A agenda federal representou um avanço significativo no combate à violência no trabalho, especialmente por estar alinhada à Convenção 190 da Organização Internacional do Trabalho (OIT). Ela ressalta o princípio da universalização dos direitos, reafirmando o direito a tratamento igual e acesso à saúde, segurança e proteção para todas as pessoas que atuam na Administração Pública federal, independentemente de seu vínculo contratual.
Para iniciar as atividades do mês de prevenção e conscientização, em campanhas como Outubro Rosa e Outubro Verde, o Ministério da Gestão e Inovação em Serviços Públicos (MGI) publicou, em 1º de outubro, as portarias 6.719 ( https://in.gov.br/en/web/dou/-/portaria-mgi-n-6.719-de-13-de-setembro-de-2024-587538760 ), de 13 de setembro, e MGI/CGU 79 ( https://www.in.gov.br/en/web/dou/-/portaria-conjunta-mgi/cgu-n-79-de-10-de-setembro-de-2024-587501230 ), de 10 de setembro de 2024.
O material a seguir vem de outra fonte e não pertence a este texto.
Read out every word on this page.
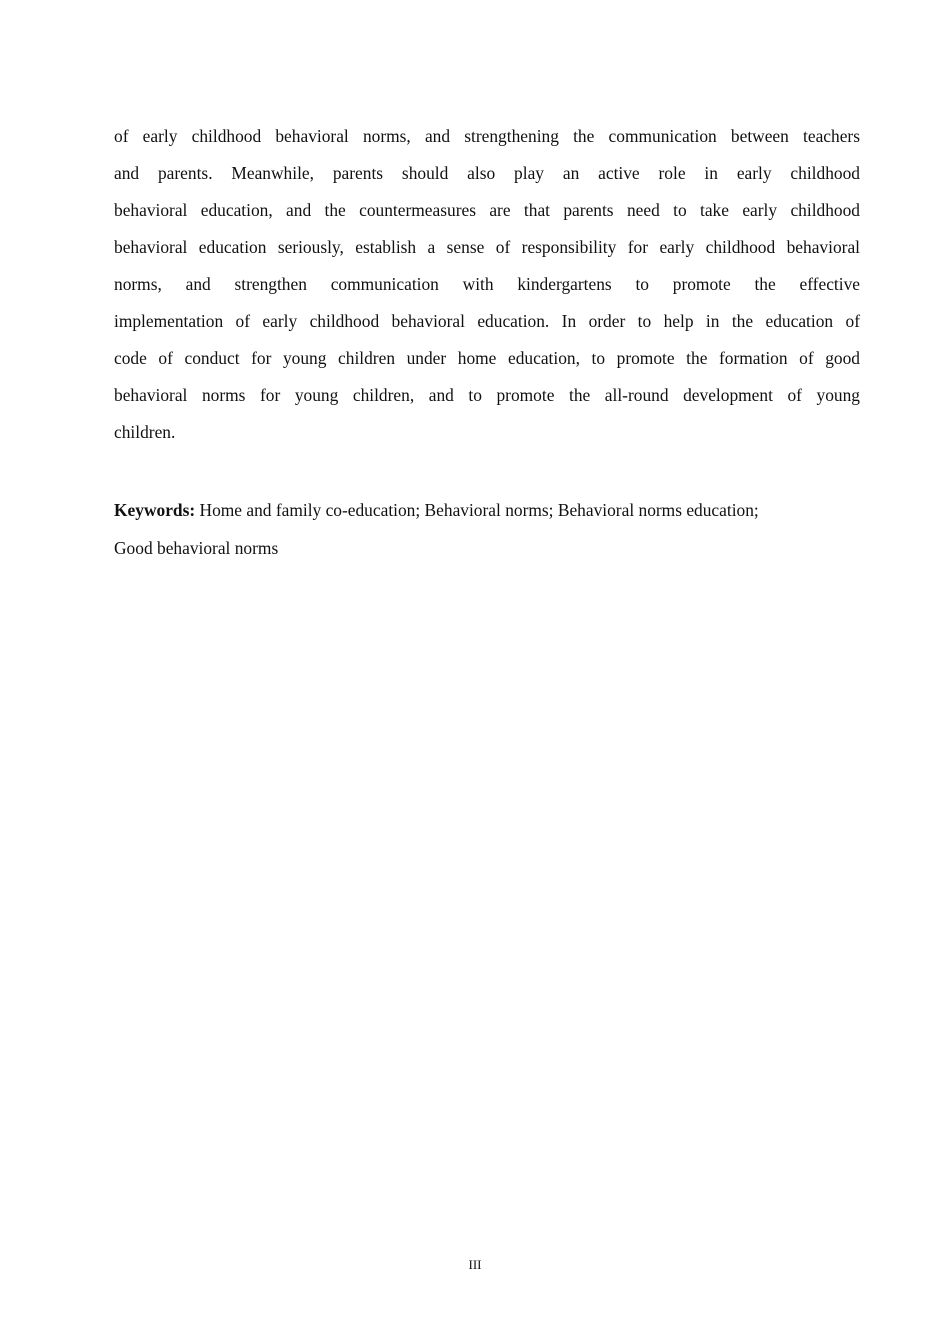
of early childhood behavioral norms, and strengthening the communication between teachers
and parents. Meanwhile, parents should also play an active role in early childhood
behavioral education, and the countermeasures are that parents need to take early childhood
behavioral education seriously, establish a sense of responsibility for early childhood behavioral
norms, and strengthen communication with kindergartens to promote the effective
implementation of early childhood behavioral education. In order to help in the education of
code of conduct for young children under home education, to promote the formation of good
behavioral norms for young children, and to promote the all-round development of young
children.
Keywords: Home and family co-education; Behavioral norms; Behavioral norms education;
Good behavioral norms
III
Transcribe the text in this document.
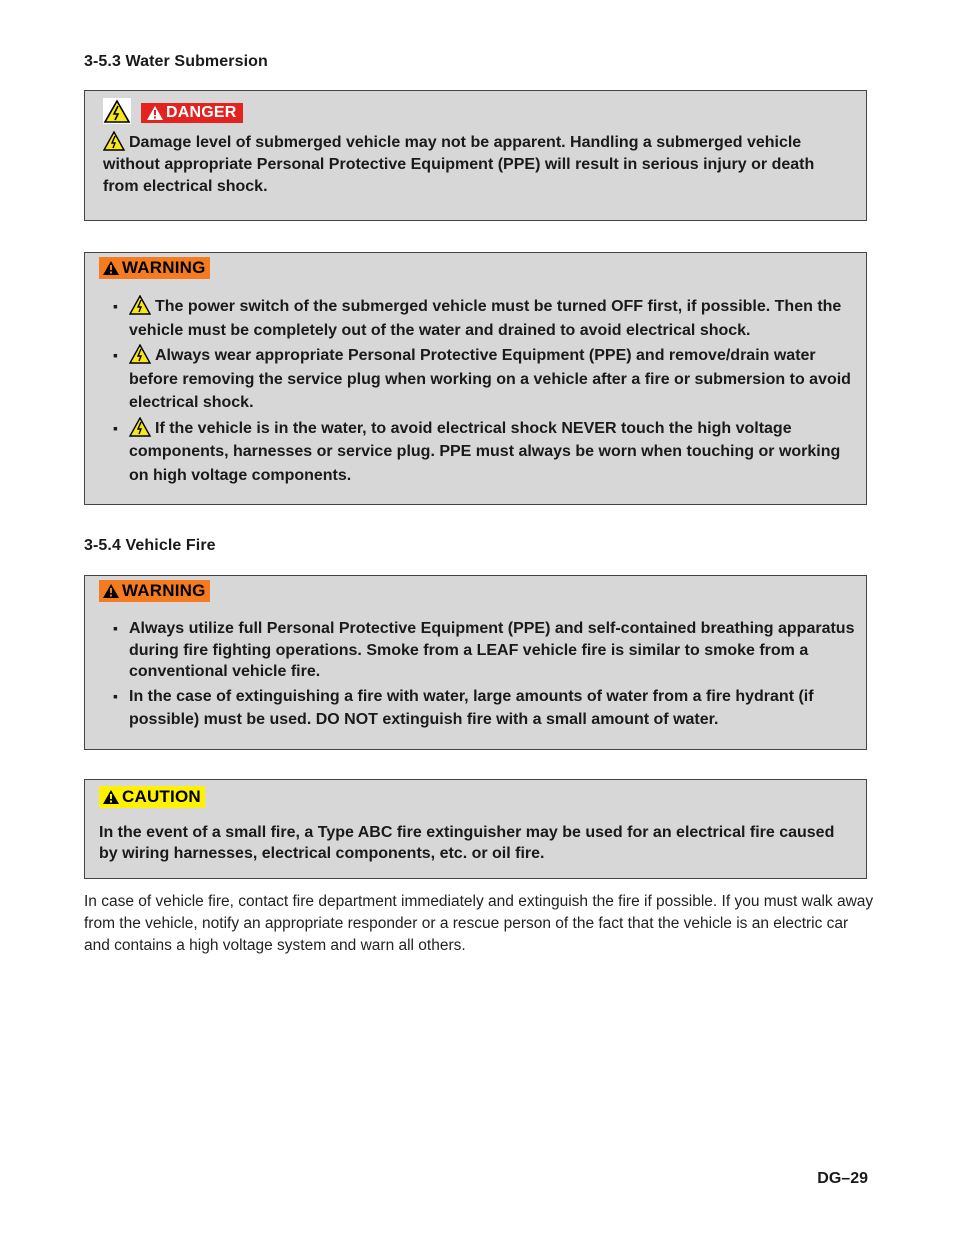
3-5.3 Water Submersion
DANGER

Damage level of submerged vehicle may not be apparent. Handling a submerged vehicle without appropriate Personal Protective Equipment (PPE) will result in serious injury or death from electrical shock.

WARNING
▪ The power switch of the submerged vehicle must be turned OFF first, if possible. Then the vehicle must be completely out of the water and drained to avoid electrical shock.
▪ Always wear appropriate Personal Protective Equipment (PPE) and remove/drain water before removing the service plug when working on a vehicle after a fire or submersion to avoid electrical shock.
▪ If the vehicle is in the water, to avoid electrical shock NEVER touch the high voltage components, harnesses or service plug. PPE must always be worn when touching or working on high voltage components.
3-5.4 Vehicle Fire
WARNING
▪ Always utilize full Personal Protective Equipment (PPE) and self-contained breathing apparatus during fire fighting operations. Smoke from a LEAF vehicle fire is similar to smoke from a conventional vehicle fire.
▪ In the case of extinguishing a fire with water, large amounts of water from a fire hydrant (if possible) must be used. DO NOT extinguish fire with a small amount of water.
CAUTION

In the event of a small fire, a Type ABC fire extinguisher may be used for an electrical fire caused by wiring harnesses, electrical components, etc. or oil fire.

In case of vehicle fire, contact fire department immediately and extinguish the fire if possible. If you must walk away from the vehicle, notify an appropriate responder or a rescue person of the fact that the vehicle is an electric car and contains a high voltage system and warn all others.

DG–29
Essas portarias instituem o Comitê Gestor do Programa Federal de Prevenção e Enfrentamento do Assédio e da Discriminação e apresentam o Plano Federal de Prevenção e Enfrentamento do Assédio e da Discriminação (PFPEAD), com diretrizes que devem ser seguidas por todos os órgãos da rede federal.
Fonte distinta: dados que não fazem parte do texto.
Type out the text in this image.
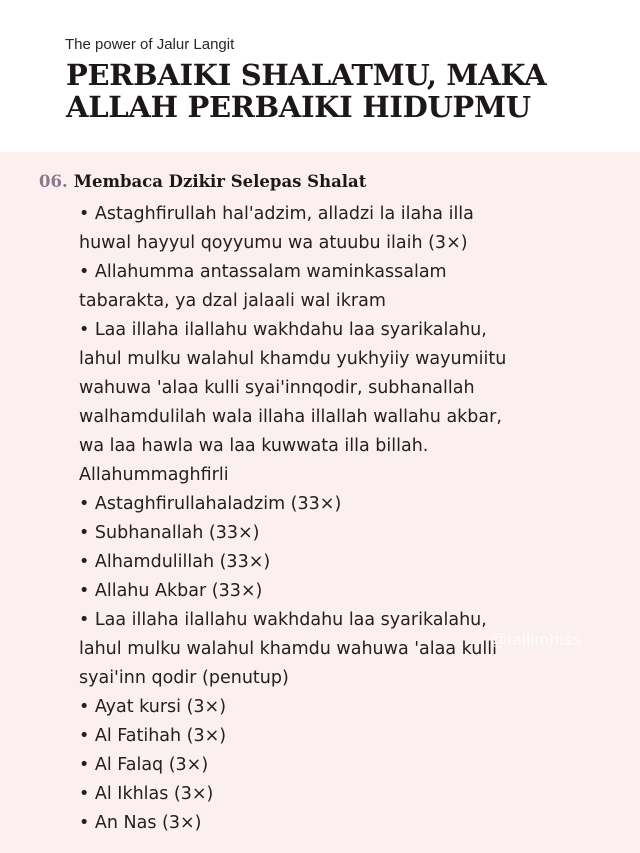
The power of Jalur Langit
PERBAIKI SHALATMU, MAKA
ALLAH PERBAIKI HIDUPMU
06. Membaca Dzikir Selepas Shalat
• Astaghfirullah hal'adzim, alladzi la ilaha illa
huwal hayyul qoyyumu wa atuubu ilaih (3×)
• Allahumma antassalam waminkassalam
tabarakta, ya dzal jalaali wal ikram
• Laa illaha ilallahu wakhdahu laa syarikalahu,
lahul mulku walahul khamdu yukhyiiy wayumiitu
wahuwa 'alaa kulli syai'innqodir, subhanallah
walhamdulilah wala illaha illallah wallahu akbar,
wa laa hawla wa laa kuwwata illa billah.
Allahummaghfirli
• Astaghfirullahaladzim (33×)
• Subhanallah (33×)
• Alhamdulillah (33×)
• Allahu Akbar (33×)
• Laa illaha ilallahu wakhdahu laa syarikalahu,
lahul mulku walahul khamdu wahuwa 'alaa kulli
syai'inn qodir (penutup)
• Ayat kursi (3×)
• Al Fatihah (3×)
• Al Falaq (3×)
• Al Ikhlas (3×)
• An Nas (3×)
@lailimhiss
Os órgãos têm 120 dias para elaborar e implementar planos setoriais internos com base em eixos como gestão humanizada, criação de espaços de acolhimento, escuta ativa, orientação e acompanhamento de vítimas e testemunhas de assédio e discriminação, mitigação de riscos psicossociais, proteção e confidencialidade para denunciantes, não revitimização e compromisso com a eficácia da política ampla.
Há mais de 13 anos, atuamos no Sindicato Nacional dos Servidores do Ministério das Relações Exteriores (Sinditamaraty) em temas relacionados a essa questão. O sindicato colheu frutos significativos com a categoria e a Alta Administração do Ministério das Relações Exteriores. Durante esse período, a entidade mapeou e acompanhou casos, realizou pesquisas e fiscalizou ações. Em 2017, acionou o Ministério Público do Trabalho para implementar uma política interna no MRE, resultando na criação da primeira Comissão de Prevenção ao Assédio e Discriminação (CPADIS) do Poder Executivo federal.
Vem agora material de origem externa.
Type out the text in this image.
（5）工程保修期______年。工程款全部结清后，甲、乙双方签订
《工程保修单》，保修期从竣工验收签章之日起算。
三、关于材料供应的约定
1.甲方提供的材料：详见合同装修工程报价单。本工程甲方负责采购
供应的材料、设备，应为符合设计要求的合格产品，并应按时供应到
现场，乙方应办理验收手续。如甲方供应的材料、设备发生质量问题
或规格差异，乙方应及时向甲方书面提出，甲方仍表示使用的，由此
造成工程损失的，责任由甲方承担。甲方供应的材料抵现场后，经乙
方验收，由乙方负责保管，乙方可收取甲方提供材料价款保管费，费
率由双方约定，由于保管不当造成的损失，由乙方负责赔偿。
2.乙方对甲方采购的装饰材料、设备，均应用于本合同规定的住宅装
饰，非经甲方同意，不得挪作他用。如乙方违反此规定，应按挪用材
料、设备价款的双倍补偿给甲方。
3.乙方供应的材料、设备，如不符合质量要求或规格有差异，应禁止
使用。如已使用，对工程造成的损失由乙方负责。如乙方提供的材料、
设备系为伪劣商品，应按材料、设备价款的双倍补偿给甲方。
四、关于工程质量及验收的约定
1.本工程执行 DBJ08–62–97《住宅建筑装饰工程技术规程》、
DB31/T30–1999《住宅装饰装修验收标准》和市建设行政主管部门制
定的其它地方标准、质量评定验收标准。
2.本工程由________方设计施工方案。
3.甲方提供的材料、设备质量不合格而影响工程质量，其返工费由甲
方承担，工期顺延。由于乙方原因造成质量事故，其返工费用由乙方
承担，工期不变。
As ações identificaram, ademais, um problema estrutural: os casos isolados evidenciavam uma cultura institucional e ambientes de trabalho propícios ao assédio, comprometendo a saúde mental e física dos servidores da diplomacia brasileira.
A pauta adquiriu status de campanha permanente devido aos riscos enfrentados por toda a coletividade, como a carga excessiva de trabalho, abuso de poder, centralização da tomada de decisões, falta de autonomia, espaço para fala e participação, além de conflitos interpessoais e de carreira que, até hoje, se apresentam como desafios a serem superados, criando um terreno fértil para ambientes hostis.
Por um tempo, a cultura na instituição justificava a negação do problema, o que configurava uma violência, levando ao adoecimento e ao silenciamento dos vulneráveis. As desigualdades de carreira, raça e gênero demandavam atenção e ações efetivas. Com a realidade social se impondo, as unidades de correição e investigação tiveram que se profissionalizar para lidar com os casos.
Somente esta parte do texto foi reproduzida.